Moves foo to point to the latest commit on main

  • Do not rebase on public branches, only on private
  • On branch foo: git rebase main
  • if need to push to remote repo: git push --force
foo            B - C                  B - C
             /         =>           /
main        A - D - E      A - D - E

Memos

Basics

A commit
- is a point in time representing the project in its entirety.
- Entiry project can be reconstructed from a single commit, representing project's state in commit's point in time.

Staging area / index
- you add files to index,i.e. collect files together you wish to include in a commit.

sha

  • secure hash algorithm, built from the content of the object. Used as identifier for commit-objects, tree-objects and blob-objects.

Squash

  • take several commits and turn it into one commit.

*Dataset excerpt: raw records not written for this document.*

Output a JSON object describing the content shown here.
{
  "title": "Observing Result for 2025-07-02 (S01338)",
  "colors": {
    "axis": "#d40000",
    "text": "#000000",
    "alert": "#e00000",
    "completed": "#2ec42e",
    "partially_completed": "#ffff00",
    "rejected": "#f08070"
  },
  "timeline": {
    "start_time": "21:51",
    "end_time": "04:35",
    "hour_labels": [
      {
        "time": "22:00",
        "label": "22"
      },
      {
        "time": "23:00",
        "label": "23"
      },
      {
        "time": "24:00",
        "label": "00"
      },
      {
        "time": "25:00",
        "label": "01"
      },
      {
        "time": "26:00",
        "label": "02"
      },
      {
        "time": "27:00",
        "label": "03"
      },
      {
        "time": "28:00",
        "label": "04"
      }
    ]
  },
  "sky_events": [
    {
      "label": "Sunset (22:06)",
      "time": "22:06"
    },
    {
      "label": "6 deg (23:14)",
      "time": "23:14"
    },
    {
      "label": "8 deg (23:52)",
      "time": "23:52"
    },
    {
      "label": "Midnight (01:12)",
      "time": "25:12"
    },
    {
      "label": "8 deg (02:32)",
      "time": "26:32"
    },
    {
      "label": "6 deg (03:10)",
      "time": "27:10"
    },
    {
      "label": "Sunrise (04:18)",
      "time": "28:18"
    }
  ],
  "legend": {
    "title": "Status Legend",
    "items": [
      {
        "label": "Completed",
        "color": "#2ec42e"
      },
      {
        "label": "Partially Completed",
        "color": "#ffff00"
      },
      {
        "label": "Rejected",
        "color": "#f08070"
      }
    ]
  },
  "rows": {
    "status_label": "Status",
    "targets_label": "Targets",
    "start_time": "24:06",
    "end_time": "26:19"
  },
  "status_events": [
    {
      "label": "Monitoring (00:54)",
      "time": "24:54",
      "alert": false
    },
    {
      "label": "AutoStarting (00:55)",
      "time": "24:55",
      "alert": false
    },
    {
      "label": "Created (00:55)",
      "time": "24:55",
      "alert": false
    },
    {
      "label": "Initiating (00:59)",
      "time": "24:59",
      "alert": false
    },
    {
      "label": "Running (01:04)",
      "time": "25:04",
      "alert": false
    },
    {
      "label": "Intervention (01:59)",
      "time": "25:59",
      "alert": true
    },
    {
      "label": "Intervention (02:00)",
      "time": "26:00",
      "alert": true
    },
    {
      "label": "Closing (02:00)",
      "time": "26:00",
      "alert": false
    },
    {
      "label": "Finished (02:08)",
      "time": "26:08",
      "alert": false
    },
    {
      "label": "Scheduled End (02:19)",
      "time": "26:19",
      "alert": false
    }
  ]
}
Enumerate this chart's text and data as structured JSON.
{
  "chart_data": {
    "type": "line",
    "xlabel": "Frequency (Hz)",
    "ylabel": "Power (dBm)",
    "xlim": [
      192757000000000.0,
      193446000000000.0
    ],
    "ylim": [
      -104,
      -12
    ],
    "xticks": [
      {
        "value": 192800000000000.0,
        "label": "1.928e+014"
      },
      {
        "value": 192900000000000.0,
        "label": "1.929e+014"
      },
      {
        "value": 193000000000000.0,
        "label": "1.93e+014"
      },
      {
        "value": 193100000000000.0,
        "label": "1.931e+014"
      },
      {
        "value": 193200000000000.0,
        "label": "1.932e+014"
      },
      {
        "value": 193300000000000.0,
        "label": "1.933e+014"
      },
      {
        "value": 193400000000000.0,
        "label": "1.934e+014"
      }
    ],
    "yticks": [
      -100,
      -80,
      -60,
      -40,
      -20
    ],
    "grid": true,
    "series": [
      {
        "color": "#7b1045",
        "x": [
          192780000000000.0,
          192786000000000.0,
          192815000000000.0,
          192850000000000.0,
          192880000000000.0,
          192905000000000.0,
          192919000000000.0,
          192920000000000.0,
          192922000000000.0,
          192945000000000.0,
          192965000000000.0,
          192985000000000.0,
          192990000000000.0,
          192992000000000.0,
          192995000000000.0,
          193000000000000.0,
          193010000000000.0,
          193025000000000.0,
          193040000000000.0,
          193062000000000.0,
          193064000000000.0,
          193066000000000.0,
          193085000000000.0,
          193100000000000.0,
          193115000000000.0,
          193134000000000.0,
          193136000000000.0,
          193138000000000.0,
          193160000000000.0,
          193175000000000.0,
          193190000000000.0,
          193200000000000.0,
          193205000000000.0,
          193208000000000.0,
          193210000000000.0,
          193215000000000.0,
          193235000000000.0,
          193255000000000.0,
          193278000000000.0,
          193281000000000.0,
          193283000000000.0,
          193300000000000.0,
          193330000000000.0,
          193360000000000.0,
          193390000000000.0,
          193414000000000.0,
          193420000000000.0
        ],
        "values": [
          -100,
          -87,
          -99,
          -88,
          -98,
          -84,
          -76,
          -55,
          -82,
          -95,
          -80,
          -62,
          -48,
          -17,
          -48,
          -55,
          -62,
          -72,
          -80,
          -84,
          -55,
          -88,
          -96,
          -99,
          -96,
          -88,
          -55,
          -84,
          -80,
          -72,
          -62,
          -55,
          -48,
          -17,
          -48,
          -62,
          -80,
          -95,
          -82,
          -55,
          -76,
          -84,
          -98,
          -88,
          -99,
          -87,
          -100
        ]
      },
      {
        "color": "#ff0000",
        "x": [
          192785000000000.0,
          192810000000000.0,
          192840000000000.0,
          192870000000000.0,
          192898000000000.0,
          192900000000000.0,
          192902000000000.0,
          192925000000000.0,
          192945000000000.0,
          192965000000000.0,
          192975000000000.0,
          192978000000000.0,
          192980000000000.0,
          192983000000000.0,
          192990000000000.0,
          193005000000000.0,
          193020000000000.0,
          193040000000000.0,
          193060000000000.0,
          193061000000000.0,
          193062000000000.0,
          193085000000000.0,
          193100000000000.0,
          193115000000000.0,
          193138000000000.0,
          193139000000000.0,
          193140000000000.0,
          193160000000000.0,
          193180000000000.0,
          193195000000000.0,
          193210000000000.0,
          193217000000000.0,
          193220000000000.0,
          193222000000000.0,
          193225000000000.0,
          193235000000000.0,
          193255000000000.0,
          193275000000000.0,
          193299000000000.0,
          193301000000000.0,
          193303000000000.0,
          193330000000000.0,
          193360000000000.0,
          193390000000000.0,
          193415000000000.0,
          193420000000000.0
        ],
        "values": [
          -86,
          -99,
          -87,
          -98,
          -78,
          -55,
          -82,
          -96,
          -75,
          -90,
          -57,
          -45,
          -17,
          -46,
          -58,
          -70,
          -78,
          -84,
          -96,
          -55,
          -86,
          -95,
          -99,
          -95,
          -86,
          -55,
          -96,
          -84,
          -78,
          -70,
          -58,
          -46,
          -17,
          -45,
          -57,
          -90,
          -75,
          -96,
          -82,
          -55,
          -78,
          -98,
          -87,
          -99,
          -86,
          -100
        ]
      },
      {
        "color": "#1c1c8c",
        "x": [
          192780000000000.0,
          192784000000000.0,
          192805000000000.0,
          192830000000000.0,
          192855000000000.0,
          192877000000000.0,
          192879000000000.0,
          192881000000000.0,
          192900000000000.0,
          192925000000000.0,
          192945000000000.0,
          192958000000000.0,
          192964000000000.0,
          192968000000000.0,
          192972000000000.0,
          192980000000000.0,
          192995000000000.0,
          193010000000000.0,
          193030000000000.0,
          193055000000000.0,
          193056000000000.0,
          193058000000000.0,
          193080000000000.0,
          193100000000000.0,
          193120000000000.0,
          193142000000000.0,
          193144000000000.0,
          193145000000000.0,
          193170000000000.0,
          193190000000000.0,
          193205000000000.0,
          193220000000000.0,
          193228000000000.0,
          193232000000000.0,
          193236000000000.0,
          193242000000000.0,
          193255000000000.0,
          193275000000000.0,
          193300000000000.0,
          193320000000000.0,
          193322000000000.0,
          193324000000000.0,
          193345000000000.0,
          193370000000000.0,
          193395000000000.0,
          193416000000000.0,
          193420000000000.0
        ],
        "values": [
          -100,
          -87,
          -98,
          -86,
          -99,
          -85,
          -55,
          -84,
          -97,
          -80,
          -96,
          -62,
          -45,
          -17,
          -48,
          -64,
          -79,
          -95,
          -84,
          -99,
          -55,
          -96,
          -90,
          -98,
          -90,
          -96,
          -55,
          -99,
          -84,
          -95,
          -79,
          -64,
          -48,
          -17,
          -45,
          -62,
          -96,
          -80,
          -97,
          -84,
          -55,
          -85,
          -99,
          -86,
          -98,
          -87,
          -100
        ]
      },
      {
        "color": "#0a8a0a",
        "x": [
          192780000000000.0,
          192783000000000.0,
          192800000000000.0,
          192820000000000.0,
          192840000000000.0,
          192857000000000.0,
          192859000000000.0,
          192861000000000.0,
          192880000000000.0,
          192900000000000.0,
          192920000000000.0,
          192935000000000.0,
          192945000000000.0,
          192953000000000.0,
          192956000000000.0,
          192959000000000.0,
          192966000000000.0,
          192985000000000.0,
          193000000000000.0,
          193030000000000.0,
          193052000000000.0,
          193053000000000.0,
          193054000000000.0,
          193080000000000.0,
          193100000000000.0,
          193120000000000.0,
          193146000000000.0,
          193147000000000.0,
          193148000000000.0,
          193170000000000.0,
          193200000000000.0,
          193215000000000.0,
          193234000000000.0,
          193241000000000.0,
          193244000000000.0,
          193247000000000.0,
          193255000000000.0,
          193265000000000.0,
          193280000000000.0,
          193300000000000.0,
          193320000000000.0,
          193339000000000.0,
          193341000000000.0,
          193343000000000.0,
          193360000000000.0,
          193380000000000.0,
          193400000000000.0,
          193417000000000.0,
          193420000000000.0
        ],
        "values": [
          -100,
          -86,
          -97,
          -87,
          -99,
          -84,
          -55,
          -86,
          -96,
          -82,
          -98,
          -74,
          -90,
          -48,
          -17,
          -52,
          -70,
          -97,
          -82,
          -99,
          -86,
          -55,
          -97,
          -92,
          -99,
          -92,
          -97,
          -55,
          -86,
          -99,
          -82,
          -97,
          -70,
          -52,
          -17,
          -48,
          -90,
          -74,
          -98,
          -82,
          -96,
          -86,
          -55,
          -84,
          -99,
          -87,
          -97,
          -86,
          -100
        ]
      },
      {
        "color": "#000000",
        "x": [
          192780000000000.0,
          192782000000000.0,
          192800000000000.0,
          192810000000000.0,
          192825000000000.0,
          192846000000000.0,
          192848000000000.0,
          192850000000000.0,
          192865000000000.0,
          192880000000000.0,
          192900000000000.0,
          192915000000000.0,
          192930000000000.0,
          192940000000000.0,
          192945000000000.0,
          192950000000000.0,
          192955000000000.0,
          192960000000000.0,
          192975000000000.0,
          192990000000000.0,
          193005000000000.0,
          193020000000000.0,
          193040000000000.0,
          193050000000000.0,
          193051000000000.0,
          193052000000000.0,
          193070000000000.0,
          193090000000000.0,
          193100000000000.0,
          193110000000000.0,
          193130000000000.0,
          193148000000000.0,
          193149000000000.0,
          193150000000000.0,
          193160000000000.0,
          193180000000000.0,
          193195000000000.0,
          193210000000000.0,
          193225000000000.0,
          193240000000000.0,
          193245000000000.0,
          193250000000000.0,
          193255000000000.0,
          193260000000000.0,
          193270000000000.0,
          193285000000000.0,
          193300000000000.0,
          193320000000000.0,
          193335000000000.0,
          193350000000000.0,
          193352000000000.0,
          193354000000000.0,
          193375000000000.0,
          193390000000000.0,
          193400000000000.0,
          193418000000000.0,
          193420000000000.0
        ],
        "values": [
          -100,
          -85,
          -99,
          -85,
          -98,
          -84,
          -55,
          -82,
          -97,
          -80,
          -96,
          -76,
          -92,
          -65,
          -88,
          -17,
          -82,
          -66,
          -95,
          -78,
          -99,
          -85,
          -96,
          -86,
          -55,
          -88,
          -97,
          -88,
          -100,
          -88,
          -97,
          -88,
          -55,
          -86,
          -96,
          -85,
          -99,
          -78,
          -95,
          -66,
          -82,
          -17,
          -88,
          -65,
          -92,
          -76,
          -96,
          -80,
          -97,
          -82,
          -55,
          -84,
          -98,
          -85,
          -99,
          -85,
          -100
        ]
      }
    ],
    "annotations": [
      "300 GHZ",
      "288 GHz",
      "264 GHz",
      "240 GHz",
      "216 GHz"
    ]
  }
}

Best common ancestor / merge base

  • the first in common commit

.git folder
Holds all of git's history. Sha's can be found in .git/objects. First 2 letters as a directory, remaining 38 as a file.
git cat-file -p <sha>, to echo out the content of:

  • commit object: holds metadata, commit message, tree-object, parent
  • tree-object: directory structure at the moment of the commit, holds blobs and trees
  • blob-object: a file, holds actual content of a file

Branches are stored in: .git/refs/heads/ a branch is also just a sha. Logs are stored in: .git/logs/HEAD

HEAD
Just a pointer that points to what ever you are currently using.
Think of a playhead on a recorder.

REFLOG
Shows where the HEAD has been.
Excercise:

  • Create a branch and one commit in a new file
  • Delete the branch: git branch -D <branch>
  • Use git reflog to find the commit-object,
  • git cat-file -p <commit-object sha>
  • git cat-file -p <tree-object sha>
  • git cat-file -p <blob-object sha> >> recoveredfile.md
  • (easier way: cherry-pick)

Cherry Pick
Cherry pick the change the given commit introduces.
Working tree must be clean before starting.

  • git cherry-pick <sha>

Stash
When you have untracked changes and need to pull from remote

  • git stash -m "msg"
  • git stash list
  • git pull
  • git stash pop

Resolving conflicts

git pull --no-rebase (git config pull.rebase false): merge and resolve conflicts manually if any

  • this will create a merge commit, which will have two parents

git pull --rebase (git config pull.rebase true): rebase and resolve conflicts manually if any

  • rebases local commits on top of the remote changes, rewrites commits history

git pull --ff-only (git config pull.ff only): fails if divergents changes, no merge or rebase will occur

Key takeaways

Commit's (size&quality&messages) are very important. It is easier to fix things later (inevitable) when commits are done properly.

Questions

The Primeagen about rebasing:
"Likes to rebase when pulling in from remote.

  • A long lived branch with a lot of merge commits is much more difficult to revert
  • Prefers to test his changes against the current state of master not against the current state he has fetched."